Il saisit le chalumeau. La flamme court sur la peau du maquereau, qui crépite, bulle et se rétracte en quelques secondes. Manogeran Shasitharan recouvre le filet d’une feuille d’épinard vert foncé, puis dépose à son sommet une fleur de capucine, qu’il brûle à son tour. Elle noircit, se recroqueville, perd de sa superbe couleur orange en même temps qu’elle se flétrit. La capucine a une saveur légèrement poivrée, un côté floral qui vient habiller le goût iodé de la chair : en la carbonisant, le chef ne détruit pas un décor, il le cuisine.

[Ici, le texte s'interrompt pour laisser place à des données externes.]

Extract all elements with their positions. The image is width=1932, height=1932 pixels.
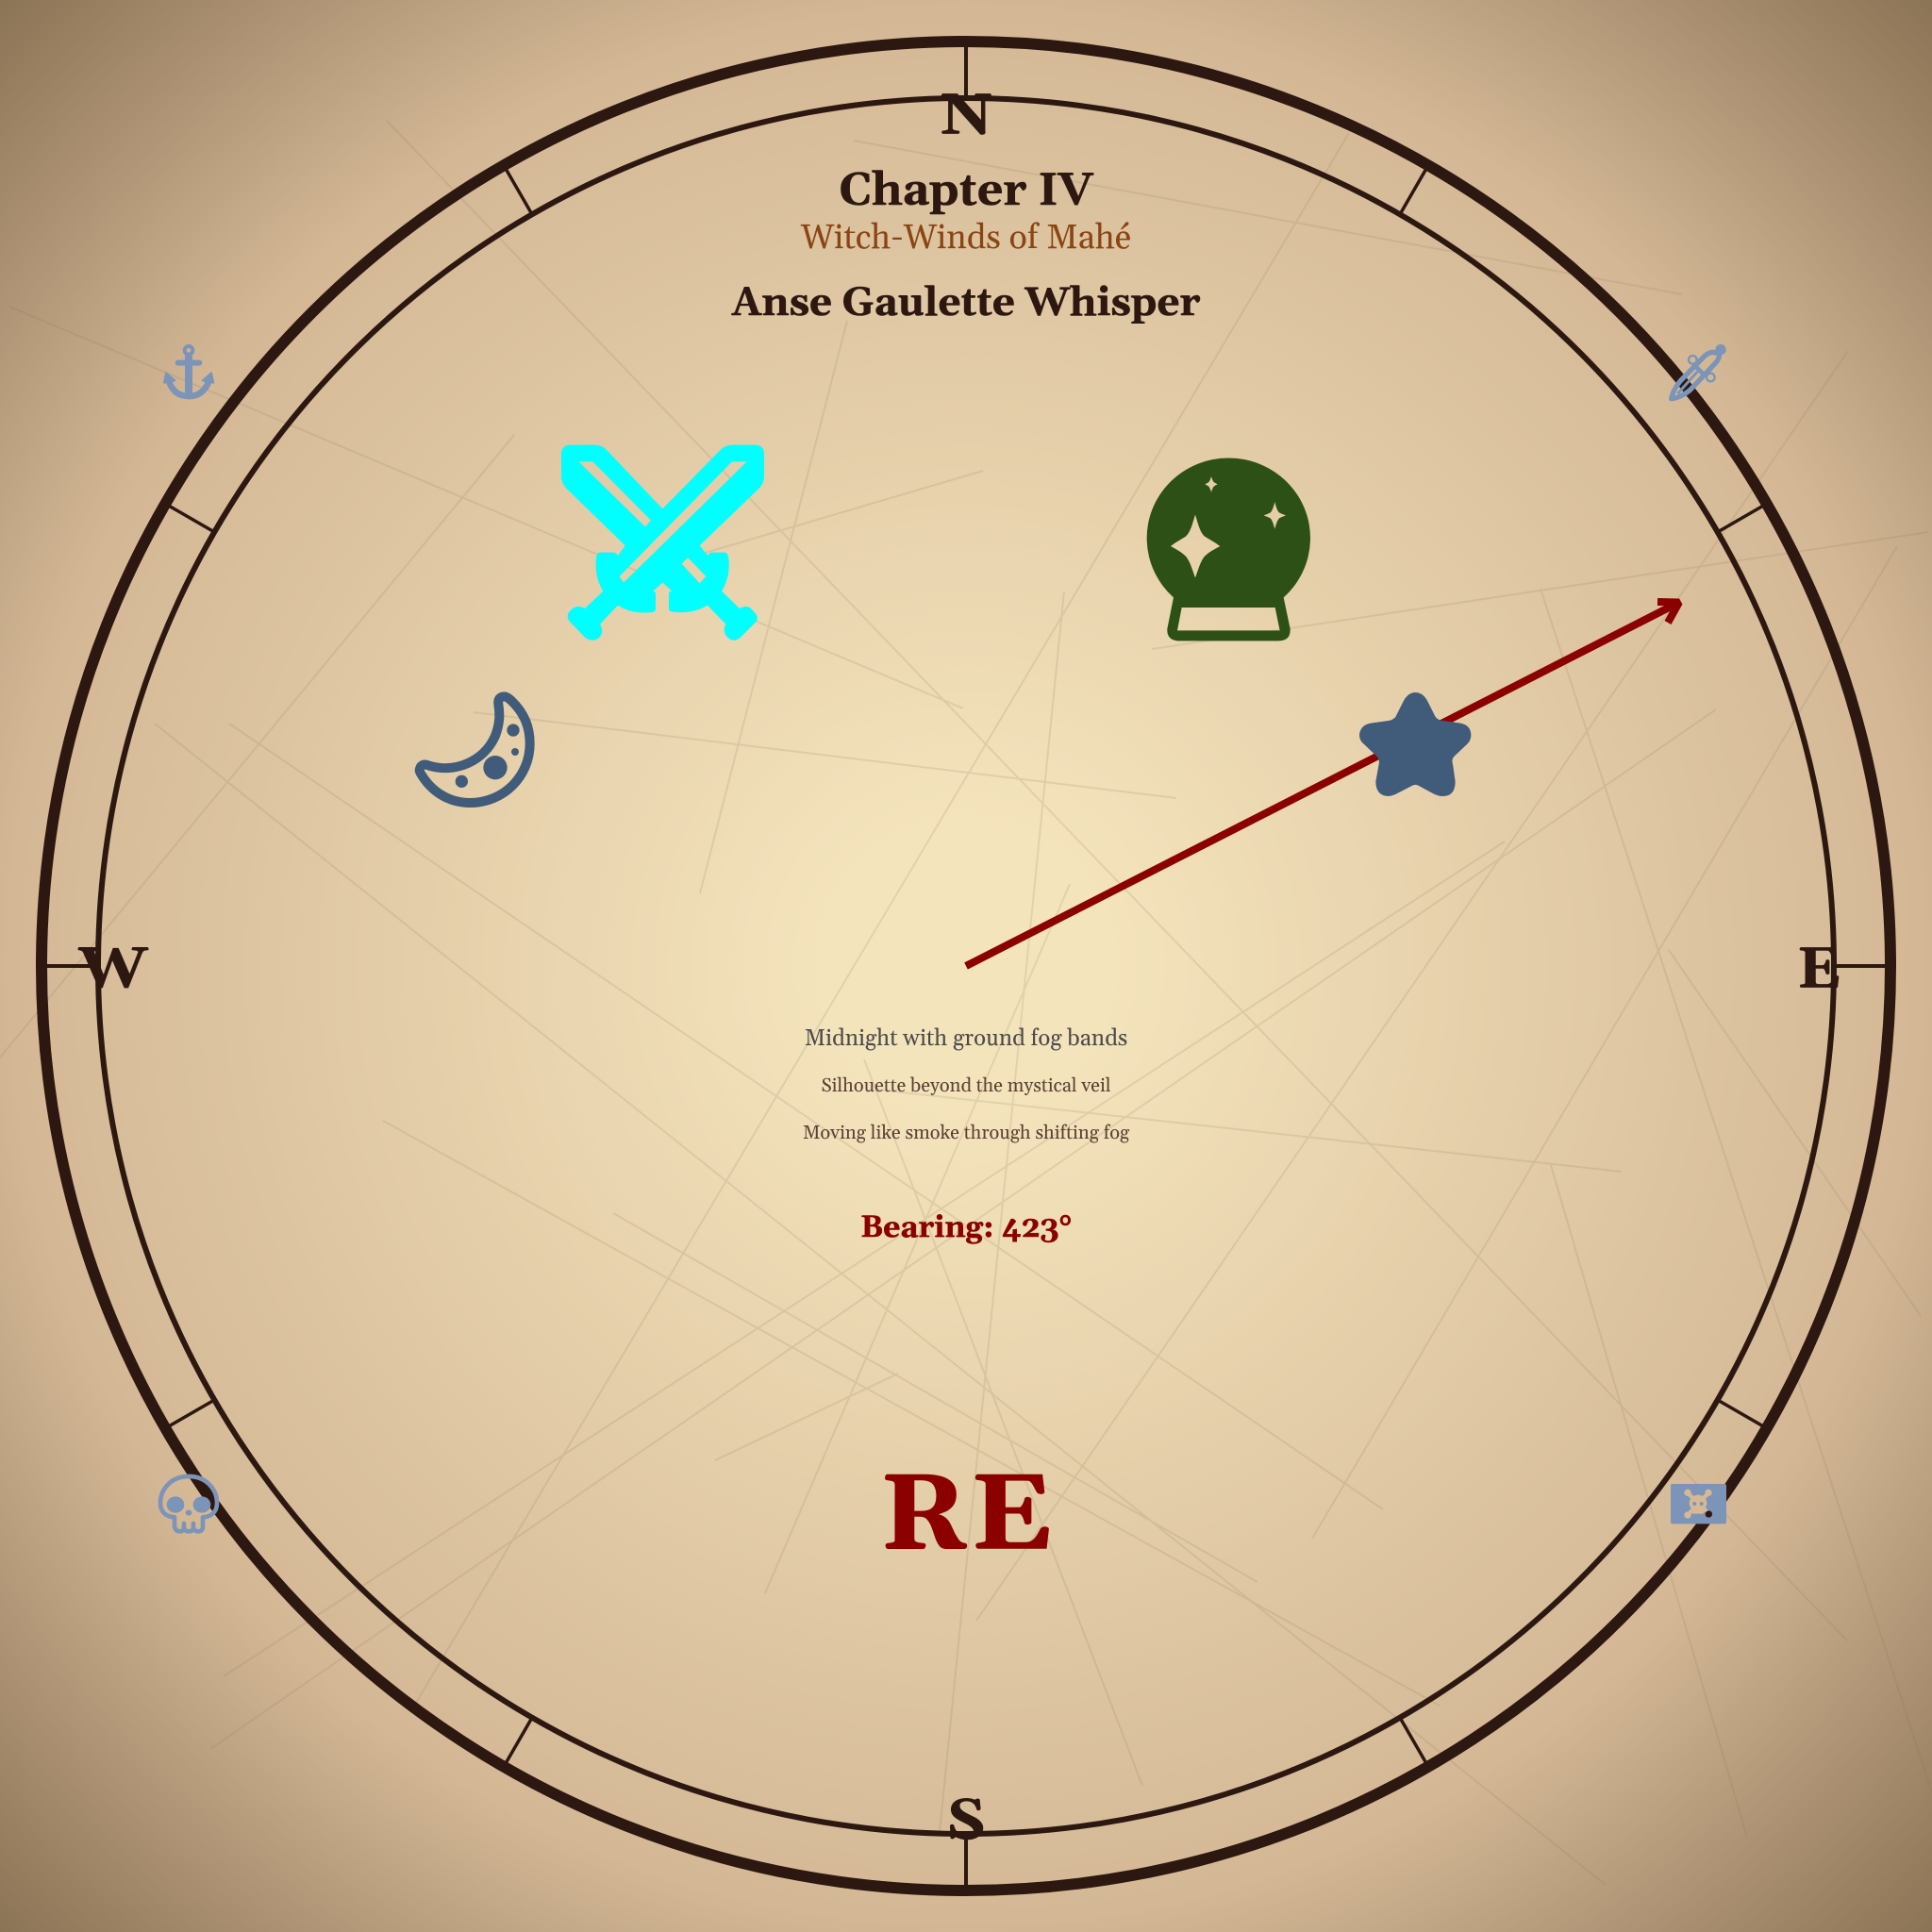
chapter subtitle: Witch-Winds of Mahé [800,218,1131,260]
arrow shaft [966,604,1675,966]
icon: rounded star [1359,692,1471,796]
east: E [1797,935,1840,1008]
icon: crescent moon [420,696,530,803]
bearing arrow [966,602,1679,966]
intermediate ticks [165,165,1767,1767]
arrow head [1657,602,1679,623]
weather line: Midnight with ground fog bands [805,1025,1127,1054]
west: W [77,935,149,1008]
icon: anchor [164,346,213,398]
bearing label: Bearing: 423° [860,1208,1072,1247]
south: S [946,1786,986,1858]
icon: dagger [1672,344,1726,399]
icon: crossed swords [561,445,764,641]
silhouette line: Silhouette beyond the mystical veil [821,1074,1111,1098]
movement line: Moving like smoke through shifting fog [803,1121,1130,1145]
description block [803,1025,1130,1145]
icon: skull [160,1476,217,1531]
icon: crystal ball [1147,458,1310,641]
chapter heading: Chapter IV [840,163,1094,221]
icon: pirate flag [1671,1484,1726,1524]
title block [731,163,1200,329]
RE monogram: RE [880,1451,1052,1585]
north: N [941,81,991,154]
location name: Anse Gaulette Whisper [731,279,1200,329]
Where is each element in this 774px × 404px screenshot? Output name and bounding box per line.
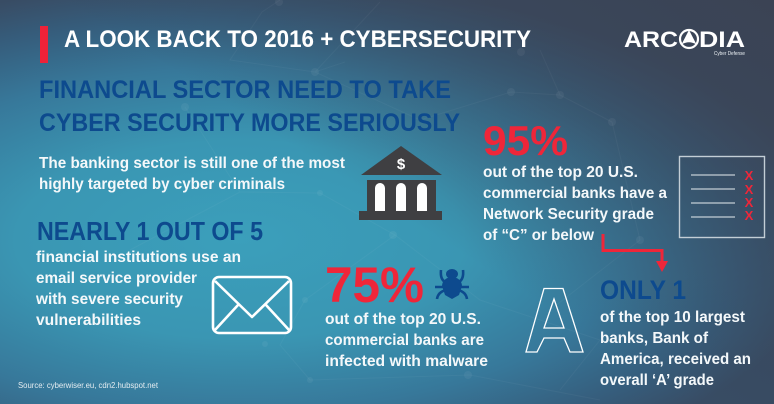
stat: 75% malware: commercial banks are xyxy=(325,332,484,349)
stat: 95% network security: Network Security grade xyxy=(483,206,654,223)
stat: 95% network security: 95% xyxy=(483,117,568,164)
stat: 75% malware: infected with malware xyxy=(325,353,488,370)
stat: nearly 1 out of 5 xyxy=(35,216,263,329)
heading: financial sector xyxy=(39,76,460,137)
stat: nearly 1 out of 5: with severe security xyxy=(35,291,183,308)
title: A LOOK BACK TO 2016 + CYBERSECURITY xyxy=(64,26,531,53)
icon: envelope xyxy=(213,277,291,333)
stat: nearly 1 out of 5: financial institutions use an xyxy=(36,249,241,266)
stat: 75% malware xyxy=(325,257,488,370)
logo: Arcadia Cyber Defense: DIA xyxy=(699,27,745,52)
icon: bug xyxy=(435,269,469,299)
text: banking sector: The banking sector is still one of the most xyxy=(39,155,345,172)
stat: only 1: America, received an xyxy=(600,351,751,368)
stat: nearly 1 out of 5: email service provider xyxy=(36,270,197,287)
stat: 95% network security: commercial banks have a xyxy=(483,185,667,202)
stat: nearly 1 out of 5: vulnerabilities xyxy=(36,312,141,329)
icon: failed checklist: X xyxy=(745,182,754,197)
stat: 95% network security xyxy=(483,117,667,244)
icon: failed checklist: X xyxy=(745,168,754,183)
stat: nearly 1 out of 5: NEARLY 1 OUT OF 5 xyxy=(37,216,263,246)
source: Source: cyberwiser.eu, cdn2.hubspot.net xyxy=(18,381,159,390)
stat: 75% malware: 75% xyxy=(325,257,424,313)
stat: only 1: of the top 10 largest xyxy=(600,309,745,326)
stat: only 1: ONLY 1 xyxy=(600,275,686,305)
text: banking sector: highly targeted by cyber criminals xyxy=(39,176,285,193)
stat: only 1: banks, Bank of xyxy=(600,330,709,347)
stat: 75% malware: out of the top 20 U.S. xyxy=(325,311,481,328)
logo: Arcadia Cyber Defense: ARC xyxy=(624,27,678,52)
stat: 95% network security: out of the top 20 U.S. xyxy=(483,164,638,181)
icon: failed checklist xyxy=(680,156,764,238)
arrow xyxy=(603,234,668,272)
stat: only 1 xyxy=(600,275,751,389)
stat: 95% network security: of “C” or below xyxy=(483,227,595,244)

« Je n’aime pas l’idée d’ajouter de la décoration pour faire de la décoration », dit celui que tout le monde appelle « Jack », sans lever les yeux de la planche sur laquelle, quelques minutes plus tôt, il ôtait les arêtes à la pince, une à une. Tout ce qui arrive dans l’assiette doit être porteur de sens. Ou bien cela n’arrive pas jusqu’au convive, confortablement installé derrière ce grand comptoir en marbre vert veiné, vue plongeante sur la cuisine.